Сейчас замедление процессов перевода военнослужащих, вызванное сменой руководства и другими бюрократическими преградами, ограничивает возможности для быстрой адаптации к оперативным нуждам и повышению боеспособности частей, особенно в перспективе значительного притока новобранцев, на который надеется военное и политическое руководство страны. Хотя реформирование системы перевода военнослужащих для обеспечения ее большей гибкости и оперативности крайне необходимо, никакого прогресса в этом направлении не видно.
Отдельный аспект — увольнение военнослужащих, которые по разным причинам не могут делать значительный вклад в деятельность армии, а иногда, откровенно говоря, становятся бременем для военных подразделений.
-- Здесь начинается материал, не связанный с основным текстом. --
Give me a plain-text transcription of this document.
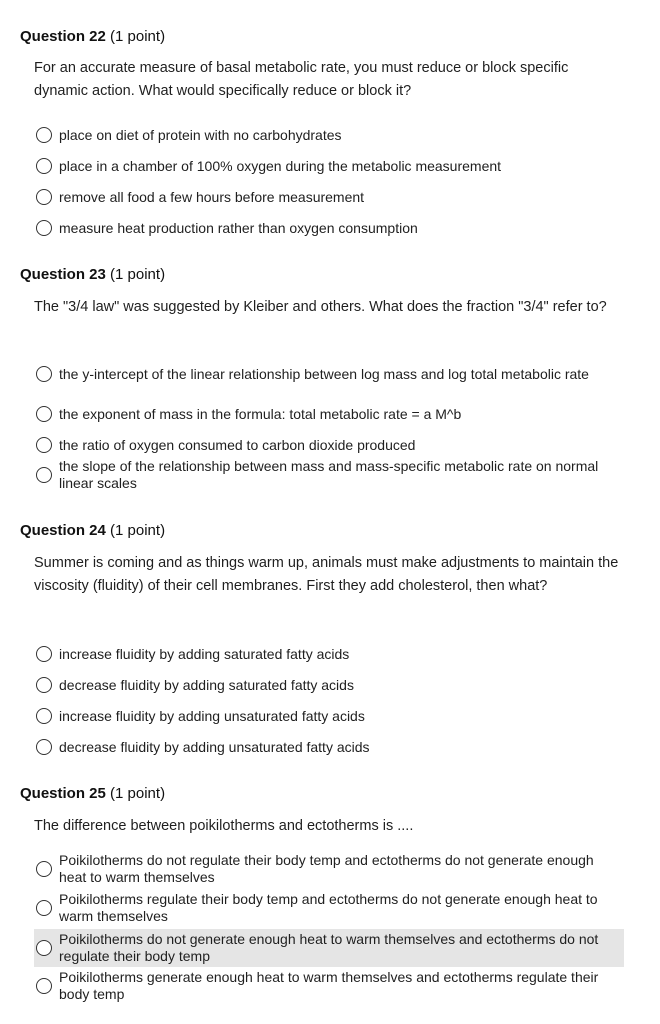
Question 22 (1 point)
For an accurate measure of basal metabolic rate, you must reduce or block specific dynamic action. What would specifically reduce or block it?
place on diet of protein with no carbohydrates
place in a chamber of 100% oxygen during the metabolic measurement
remove all food a few hours before measurement
measure heat production rather than oxygen consumption
Question 23 (1 point)
The "3/4 law" was suggested by Kleiber and others. What does the fraction "3/4" refer to?
the y-intercept of the linear relationship between log mass and log total metabolic rate
the exponent of mass in the formula: total metabolic rate = a M^b
the ratio of oxygen consumed to carbon dioxide produced
the slope of the relationship between mass and mass-specific metabolic rate on normal linear scales
Question 24 (1 point)
Summer is coming and as things warm up, animals must make adjustments to maintain the viscosity (fluidity) of their cell membranes. First they add cholesterol, then what?
increase fluidity by adding saturated fatty acids
decrease fluidity by adding saturated fatty acids
increase fluidity by adding unsaturated fatty acids
decrease fluidity by adding unsaturated fatty acids
Question 25 (1 point)
The difference between poikilotherms and ectotherms is ....
Poikilotherms do not regulate their body temp and ectotherms do not generate enough heat to warm themselves
Poikilotherms regulate their body temp and ectotherms do not generate enough heat to warm themselves
Poikilotherms do not generate enough heat to warm themselves and ectotherms do not regulate their body temp
Poikilotherms generate enough heat to warm themselves and ectotherms regulate their body temp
Действующую систему, которая оставляет этих людей служить, в частности в резервных батальонах, без явной пользы и вместе с тем тратит на них и без того крайне ограниченные ресурсы, следует срочно пересмотреть. Предоставление командирам права инициировать увольнение в таких случаях может значительно повысить эффективность использования военного персонала.
Недопустимая медлительность перемен
Проблемы, которые беспокоят ВСУ, должны стать предметом пристального внимания на высшем военно-политическом уровне. Они непосредственно влияют на способность привлекать новый личный состав как через мобилизацию, так и через рекрутинг, и потому остро нуждаются в эффективных решениях.
Однако, несмотря на некоторые позитивные сдвиги, общий прогресс в реализации необходимых реформ происходит недопустимо медленно. Такое впечатление, что государственные призывы к единству и вкладу в дело защиты страны не всегда воплощаются в действие на уровне внедрения изменений. Как иллюстрацию можно привести процесс принятия и подписания закона, направленного на упрощение военной бюрократии, который непонятно почему продолжался почти четыре месяца.
Есть ли надежда, что описанный выше широкий круг проблем получит не только широкое признание, но и активную поддержку со стороны высших эшелонов власти? Чрезвычайно важно, чтобы время на подготовку и реализацию инициатив по искоренению советского наследия в ВСУ не напоминало медлительность, с которой был подписан упомянутый выше закон.
Конституционные обязательства есть не только у украинских мужчин. Обязательства правительства перед защитниками нации не менее важны, но намного меньше признаны в публичном пространстве.